Padahal, dalam sistem presidensial, menteri merupakan satu tubuh kepresidenan yang tidak bisa dipisahkan. Oleh sebab itu, bisa dipastikan bahwa penjelasan presiden tidak akan berbeda dengan penjelasan Menlu sebagai pembantunya. Di sini terlihat bahwa ada kepentingan yang lebih dari sekadar interpelasi.
Kedua, antagonisme politik. Selama ini terjadi tarik-menarik antara legislatif dan eksekutif. Dalam beberapa kasus, legislatif memerankan diri sebagai penentu eksekutif, termasuk desakan reshuffle kabinet. Padahal, secara yuridis, keduanya berdiri sejajar. Itu semua terjadi akibat antagonisme politik yang menutup kesepahaman antarkeduanya.

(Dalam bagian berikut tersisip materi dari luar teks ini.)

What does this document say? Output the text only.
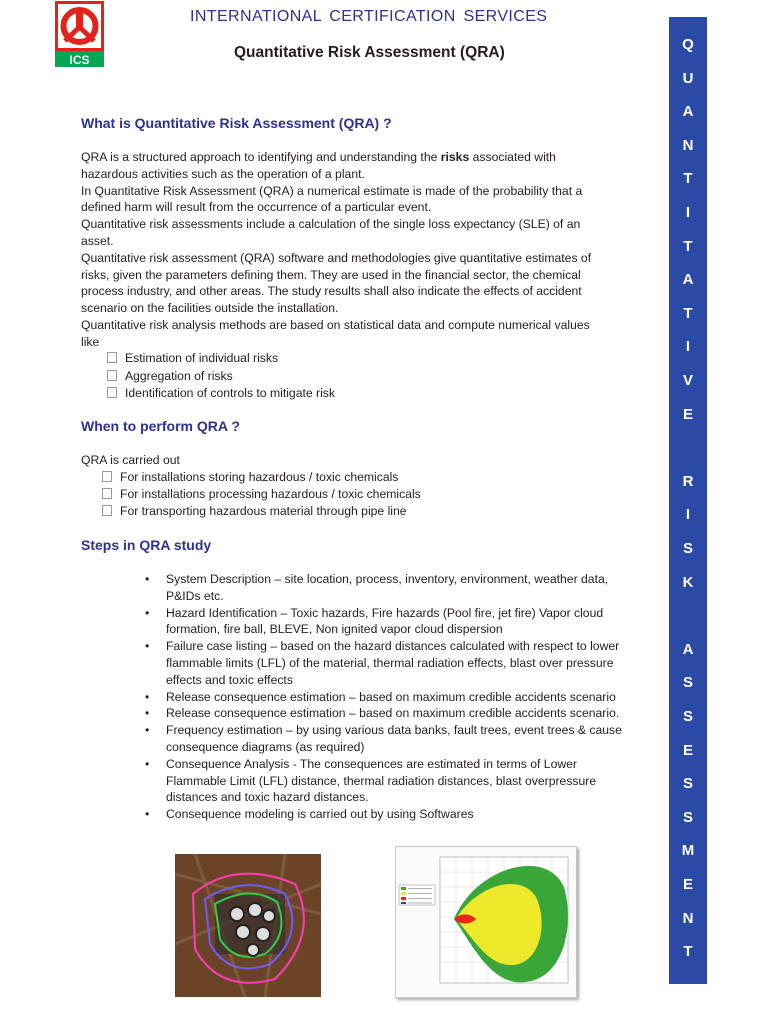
ICS
INTERNATIONAL CERTIFICATION SERVICES
Quantitative Risk Assessment (QRA)	Q
U
A
N
T
I
T
A
T
I
V
E
R
I
S
K
A
S
S
E
S
S
M
E
N
T
What is Quantitative Risk Assessment (QRA) ?
QRA is a structured approach to identifying and understanding the risks associated with
hazardous activities such as the operation of a plant.
In Quantitative Risk Assessment (QRA) a numerical estimate is made of the probability that a
defined harm will result from the occurrence of a particular event.
Quantitative risk assessments include a calculation of the single loss expectancy (SLE) of an
asset.
Quantitative risk assessment (QRA) software and methodologies give quantitative estimates of
risks, given the parameters defining them. They are used in the financial sector, the chemical
process industry, and other areas. The study results shall also indicate the effects of accident
scenario on the facilities outside the installation.
Quantitative risk analysis methods are based on statistical data and compute numerical values
like
Estimation of individual risks
Aggregation of risks
Identification of controls to mitigate risk
When to perform QRA ?
QRA is carried out
For installations storing hazardous / toxic chemicals
For installations processing hazardous / toxic chemicals
For transporting hazardous material through pipe line
Steps in QRA study
• System Description – site location, process, inventory, environment, weather data,
P&IDs etc.
• Hazard Identification – Toxic hazards, Fire hazards (Pool fire, jet fire) Vapor cloud
formation, fire ball, BLEVE, Non ignited vapor cloud dispersion
• Failure case listing – based on the hazard distances calculated with respect to lower
flammable limits (LFL) of the material, thermal radiation effects, blast over pressure
effects and toxic effects
• Release consequence estimation – based on maximum credible accidents scenario
• Release consequence estimation – based on maximum credible accidents scenario.
• Frequency estimation – by using various data banks, fault trees, event trees & cause
consequence diagrams (as required)
• Consequence Analysis - The consequences are estimated in terms of Lower
Flammable Limit (LFL) distance, thermal radiation distances, blast overpressure
distances and toxic hazard distances.
• Consequence modeling is carried out by using Softwares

Karena itu, dalam kasus resolusi DK PBB terkait nuklir Iran, muncul tuduhan eksesif bahwa dukungan pemerintah atas resolusi tersebut sebagai tindakan melanggar UUD 1945. Dan, bisa ditebak, tuduhan inkonstitusional presiden itu bisa berujung pada pemakzulan.
Ketiga, problem semipresidensialisme. Secara de facto, sistem politik saat ini bercorak semipresidensial yang berpijak pada ambiguitas relasi antara legislatif dan eksekutif. Dalam hal interpelasi resolusi 1747 ini, terlihat jelas partai pemerintah (Golkar) terlibat bahkan memelopori interpelasi. Sejatinya merekalah yang paling awal bisa memahami dan menyosialisasikan keputusan pemerintah yang didukungnya. Sayang, semua itu tidak terjadi.
Keempat, langkah interpelasi itu sebagai mode atau upaya pencitraan di tengah merosotnya citra anggota dewan sekaligus penurunan citra SBY-Kalla yang menurut survei LSI, Maret 2007, anjlok.
Interpelasi kali ini bisa menjadi momentum pencitraan DPR setelah dikritik keras atas fasilitas laptop yang akhirnya digagalkan. Bisa juga sebagai pembuktian bahwa interpelasi merupakan hak yang bisa dilaksanakan DPR setelah beberapa kali mati kutu pada masa-masa sebelumnya. Sementara bagi pemerintah, hal itu menambah citra negatifnya. Sayang, ini dilakukan partai pendukungnya.
Politis dan Teologis
Dukungan atas interpelasi terkait nuklir Iran itu kalau dilihat dari substansinya sangatlah sumir. Apalagi, resolusi demi perdamaian tersebut didukung sepenuhnya oleh negara-negara Arab sebagaimana tertuang dalam pertemuan Liga Arab baru-baru ini. Namun, bagi anggota DPR, dukungan pemerintah menjadi blunder. Pada titik ini, ada nuansa eksploitasi isu yang berkembang, mulai persoalan politis hingga teologis.
Secara politis, Resolusi 1747 mendapatkan dukungan kuat di tengah hegemoni dan ketegangan Amerika dengan Iran. Akibatnya, keputusan lembaga internasional seperti PBB selalu ditafsirkan sebagai manifestasi kepentingan Amerika. Dan, negara yang mendapatkan sanksi akan dibaca sebagai bentuk penindasan dan eksploitasi global yang dimotori Amerika.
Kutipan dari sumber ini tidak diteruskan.